HaarFuse: A dual-branch infrared and visible light image fusion network based on Haar wavelet transform
Yuequn Wang, Jie Liu, Jianli Wang, Leqiang Yang, Bo Dong, Zhengwei Li
Abstract
Infrared-visible image fusion remains challenging due to the inherent conflict between preserving multi-modal complementary features and minimizing reconstruction loss. Existing methods often suffer from inadequate feature representation and information degradation during fusion. To address this, we propose HaarFuse, a wavelet-enhanced auto-encoder network that hierarchically integrates multi-scale features for robust fusion. The network first employs wavelet transform to extend the receptive field of convolutional layers, extracting shared shallow features that encode both low-frequency structural contours and high-frequency texture primitives. Subsequently, the shallow features are decomposed into high-frequency and low-frequency components through Haar wavelet transform, and techniques such as INN, Gabor layer, and Transformer are adopted to further optimize and process these features. Finally, the fused image is reconstructed via the inverse wavelet transform.

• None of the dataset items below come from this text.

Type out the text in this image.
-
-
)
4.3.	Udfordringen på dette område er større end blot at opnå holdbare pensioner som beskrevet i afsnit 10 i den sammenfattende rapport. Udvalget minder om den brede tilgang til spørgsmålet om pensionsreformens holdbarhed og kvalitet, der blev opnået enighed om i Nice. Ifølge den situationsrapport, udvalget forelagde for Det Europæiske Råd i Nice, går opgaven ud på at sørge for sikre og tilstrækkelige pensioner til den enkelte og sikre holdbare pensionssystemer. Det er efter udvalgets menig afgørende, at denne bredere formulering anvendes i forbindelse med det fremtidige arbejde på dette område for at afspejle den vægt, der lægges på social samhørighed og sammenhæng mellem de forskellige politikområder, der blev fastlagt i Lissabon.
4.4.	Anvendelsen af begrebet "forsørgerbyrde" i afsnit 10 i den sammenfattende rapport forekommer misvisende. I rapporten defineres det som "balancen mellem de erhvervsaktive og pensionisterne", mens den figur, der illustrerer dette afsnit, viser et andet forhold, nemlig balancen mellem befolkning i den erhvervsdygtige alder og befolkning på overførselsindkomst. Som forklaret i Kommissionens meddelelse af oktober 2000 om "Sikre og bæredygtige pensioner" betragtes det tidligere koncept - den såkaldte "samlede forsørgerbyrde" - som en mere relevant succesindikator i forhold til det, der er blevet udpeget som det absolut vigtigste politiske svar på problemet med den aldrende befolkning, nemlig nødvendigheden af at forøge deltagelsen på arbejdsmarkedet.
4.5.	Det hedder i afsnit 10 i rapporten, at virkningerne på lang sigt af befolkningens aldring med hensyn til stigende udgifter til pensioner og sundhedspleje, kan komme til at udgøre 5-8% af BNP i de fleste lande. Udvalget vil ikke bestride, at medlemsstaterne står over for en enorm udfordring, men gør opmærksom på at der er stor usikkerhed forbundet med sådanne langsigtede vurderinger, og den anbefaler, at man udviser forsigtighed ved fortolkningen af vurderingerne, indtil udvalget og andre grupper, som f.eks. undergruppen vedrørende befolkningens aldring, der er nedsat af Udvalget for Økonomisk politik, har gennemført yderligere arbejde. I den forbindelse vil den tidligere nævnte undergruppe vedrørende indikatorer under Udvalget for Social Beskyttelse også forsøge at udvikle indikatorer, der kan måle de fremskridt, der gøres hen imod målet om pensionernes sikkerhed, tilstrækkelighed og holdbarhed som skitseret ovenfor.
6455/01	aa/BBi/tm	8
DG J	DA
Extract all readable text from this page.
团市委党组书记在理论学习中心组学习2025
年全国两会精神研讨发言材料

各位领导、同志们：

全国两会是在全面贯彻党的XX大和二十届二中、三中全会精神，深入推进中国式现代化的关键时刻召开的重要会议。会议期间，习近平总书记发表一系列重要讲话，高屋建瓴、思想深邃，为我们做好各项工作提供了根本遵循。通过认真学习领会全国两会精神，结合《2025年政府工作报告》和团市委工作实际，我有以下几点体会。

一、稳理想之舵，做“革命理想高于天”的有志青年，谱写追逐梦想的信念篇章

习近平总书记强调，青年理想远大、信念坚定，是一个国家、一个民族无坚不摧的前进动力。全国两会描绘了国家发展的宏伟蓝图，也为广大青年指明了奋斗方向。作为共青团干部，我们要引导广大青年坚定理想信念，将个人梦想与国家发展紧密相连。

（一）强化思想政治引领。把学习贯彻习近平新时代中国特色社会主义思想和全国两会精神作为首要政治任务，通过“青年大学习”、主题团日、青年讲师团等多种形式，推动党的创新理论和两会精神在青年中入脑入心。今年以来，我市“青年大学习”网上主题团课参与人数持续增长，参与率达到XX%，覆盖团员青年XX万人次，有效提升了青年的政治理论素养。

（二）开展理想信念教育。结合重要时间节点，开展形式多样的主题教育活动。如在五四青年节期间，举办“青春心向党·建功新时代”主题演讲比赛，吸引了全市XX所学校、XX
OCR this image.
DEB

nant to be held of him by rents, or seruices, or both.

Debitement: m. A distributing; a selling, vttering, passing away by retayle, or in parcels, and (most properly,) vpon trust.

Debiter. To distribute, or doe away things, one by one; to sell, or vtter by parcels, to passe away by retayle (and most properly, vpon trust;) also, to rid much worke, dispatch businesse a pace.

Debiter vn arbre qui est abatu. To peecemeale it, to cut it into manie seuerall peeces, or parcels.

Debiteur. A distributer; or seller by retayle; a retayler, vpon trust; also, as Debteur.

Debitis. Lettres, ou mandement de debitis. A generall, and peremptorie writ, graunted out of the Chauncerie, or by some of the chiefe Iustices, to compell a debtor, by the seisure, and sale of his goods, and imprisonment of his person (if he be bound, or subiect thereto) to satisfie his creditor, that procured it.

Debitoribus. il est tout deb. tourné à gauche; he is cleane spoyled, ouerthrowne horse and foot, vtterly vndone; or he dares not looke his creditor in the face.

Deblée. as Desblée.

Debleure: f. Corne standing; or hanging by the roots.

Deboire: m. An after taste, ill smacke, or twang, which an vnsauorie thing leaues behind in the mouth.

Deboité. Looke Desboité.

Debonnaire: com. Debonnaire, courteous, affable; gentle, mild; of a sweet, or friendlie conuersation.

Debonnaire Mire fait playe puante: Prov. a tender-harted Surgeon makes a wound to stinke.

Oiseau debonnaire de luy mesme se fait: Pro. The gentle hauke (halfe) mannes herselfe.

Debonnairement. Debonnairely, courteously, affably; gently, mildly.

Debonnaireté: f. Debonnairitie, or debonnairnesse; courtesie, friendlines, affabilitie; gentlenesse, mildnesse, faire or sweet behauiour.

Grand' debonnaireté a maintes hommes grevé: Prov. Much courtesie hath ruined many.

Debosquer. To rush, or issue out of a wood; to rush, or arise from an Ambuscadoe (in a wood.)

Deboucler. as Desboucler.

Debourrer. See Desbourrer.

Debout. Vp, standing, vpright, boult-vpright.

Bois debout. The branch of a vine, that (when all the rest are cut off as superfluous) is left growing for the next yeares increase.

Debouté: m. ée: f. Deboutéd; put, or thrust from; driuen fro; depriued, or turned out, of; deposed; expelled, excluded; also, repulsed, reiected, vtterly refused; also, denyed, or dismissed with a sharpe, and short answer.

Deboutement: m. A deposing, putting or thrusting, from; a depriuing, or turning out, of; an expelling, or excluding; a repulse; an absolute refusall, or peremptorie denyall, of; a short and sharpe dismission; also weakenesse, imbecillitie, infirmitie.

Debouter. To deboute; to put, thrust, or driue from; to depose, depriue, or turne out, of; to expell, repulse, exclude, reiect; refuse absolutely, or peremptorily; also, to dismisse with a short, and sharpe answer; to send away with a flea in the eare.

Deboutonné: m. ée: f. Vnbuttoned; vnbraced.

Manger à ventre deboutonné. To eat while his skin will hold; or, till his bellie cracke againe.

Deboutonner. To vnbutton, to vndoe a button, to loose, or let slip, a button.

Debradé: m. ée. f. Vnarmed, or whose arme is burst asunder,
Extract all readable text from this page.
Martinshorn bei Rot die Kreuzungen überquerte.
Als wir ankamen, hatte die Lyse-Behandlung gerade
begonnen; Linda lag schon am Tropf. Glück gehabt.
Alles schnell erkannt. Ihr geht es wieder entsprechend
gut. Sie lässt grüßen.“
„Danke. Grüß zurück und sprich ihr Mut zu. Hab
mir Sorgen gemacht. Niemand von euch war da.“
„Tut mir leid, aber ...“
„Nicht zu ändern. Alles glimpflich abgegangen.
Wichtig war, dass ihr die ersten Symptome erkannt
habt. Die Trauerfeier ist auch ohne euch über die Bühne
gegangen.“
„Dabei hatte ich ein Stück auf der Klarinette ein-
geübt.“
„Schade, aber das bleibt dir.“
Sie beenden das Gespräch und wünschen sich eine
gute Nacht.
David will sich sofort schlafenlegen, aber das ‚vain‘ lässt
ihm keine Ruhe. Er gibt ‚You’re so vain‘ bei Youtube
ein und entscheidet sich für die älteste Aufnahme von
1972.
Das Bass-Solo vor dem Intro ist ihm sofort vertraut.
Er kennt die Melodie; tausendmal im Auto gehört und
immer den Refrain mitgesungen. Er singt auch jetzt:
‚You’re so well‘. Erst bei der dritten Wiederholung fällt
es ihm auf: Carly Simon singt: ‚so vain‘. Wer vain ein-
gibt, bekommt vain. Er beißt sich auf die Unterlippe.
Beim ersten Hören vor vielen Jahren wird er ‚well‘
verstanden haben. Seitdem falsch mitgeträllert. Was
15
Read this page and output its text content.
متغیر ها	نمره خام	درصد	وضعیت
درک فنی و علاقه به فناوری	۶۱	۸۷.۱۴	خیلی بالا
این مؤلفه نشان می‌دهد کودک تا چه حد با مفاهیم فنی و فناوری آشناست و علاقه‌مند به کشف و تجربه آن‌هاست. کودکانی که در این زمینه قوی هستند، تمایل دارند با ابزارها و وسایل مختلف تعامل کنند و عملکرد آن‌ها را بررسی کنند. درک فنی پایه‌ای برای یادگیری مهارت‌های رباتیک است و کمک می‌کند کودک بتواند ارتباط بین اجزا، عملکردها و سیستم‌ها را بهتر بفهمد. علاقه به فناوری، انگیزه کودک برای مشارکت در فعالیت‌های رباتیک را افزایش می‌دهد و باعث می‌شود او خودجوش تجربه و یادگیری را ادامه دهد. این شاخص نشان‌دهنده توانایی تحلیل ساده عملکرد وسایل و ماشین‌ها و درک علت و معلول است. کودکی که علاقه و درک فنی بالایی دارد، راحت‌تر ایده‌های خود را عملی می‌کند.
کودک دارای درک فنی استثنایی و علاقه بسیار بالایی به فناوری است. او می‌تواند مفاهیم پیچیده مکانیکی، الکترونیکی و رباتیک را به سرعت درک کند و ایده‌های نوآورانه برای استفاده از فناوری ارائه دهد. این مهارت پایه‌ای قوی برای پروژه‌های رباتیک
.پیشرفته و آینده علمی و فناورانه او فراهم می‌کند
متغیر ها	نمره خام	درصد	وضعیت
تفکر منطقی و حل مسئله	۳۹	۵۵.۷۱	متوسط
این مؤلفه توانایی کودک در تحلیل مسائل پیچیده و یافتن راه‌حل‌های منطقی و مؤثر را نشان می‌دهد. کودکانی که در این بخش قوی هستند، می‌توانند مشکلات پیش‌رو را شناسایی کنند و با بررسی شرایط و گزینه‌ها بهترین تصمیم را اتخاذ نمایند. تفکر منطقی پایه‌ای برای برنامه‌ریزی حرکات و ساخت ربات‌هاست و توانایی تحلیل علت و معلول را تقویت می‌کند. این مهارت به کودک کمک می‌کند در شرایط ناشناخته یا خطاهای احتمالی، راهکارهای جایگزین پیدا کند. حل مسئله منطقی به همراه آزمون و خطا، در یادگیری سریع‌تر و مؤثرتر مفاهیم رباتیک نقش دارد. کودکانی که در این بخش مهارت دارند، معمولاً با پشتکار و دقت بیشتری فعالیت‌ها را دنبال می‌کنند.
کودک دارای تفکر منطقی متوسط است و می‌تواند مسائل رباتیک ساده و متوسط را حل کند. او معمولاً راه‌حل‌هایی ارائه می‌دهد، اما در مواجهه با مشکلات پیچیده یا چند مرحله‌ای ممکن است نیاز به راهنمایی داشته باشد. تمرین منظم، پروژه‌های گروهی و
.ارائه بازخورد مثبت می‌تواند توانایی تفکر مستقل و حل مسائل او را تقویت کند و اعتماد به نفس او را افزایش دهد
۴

Experiments on TNO, MSRS, and M3FD benchmarks validate HaarFuse's superiority: it achieves the highest thermal saliency (SD=45.78, +5.5%↑ on MSRS; EN=6.98, +4.0%↑ on M3FD), optimal edge fidelity (Qabf=0.62, +1.6%↑ on M3FD), and 34.2 × faster inference than SwinFusion with 0.468MB parameters. Further validation in machine vision and medical imaging confirms its robustness for real-time applications.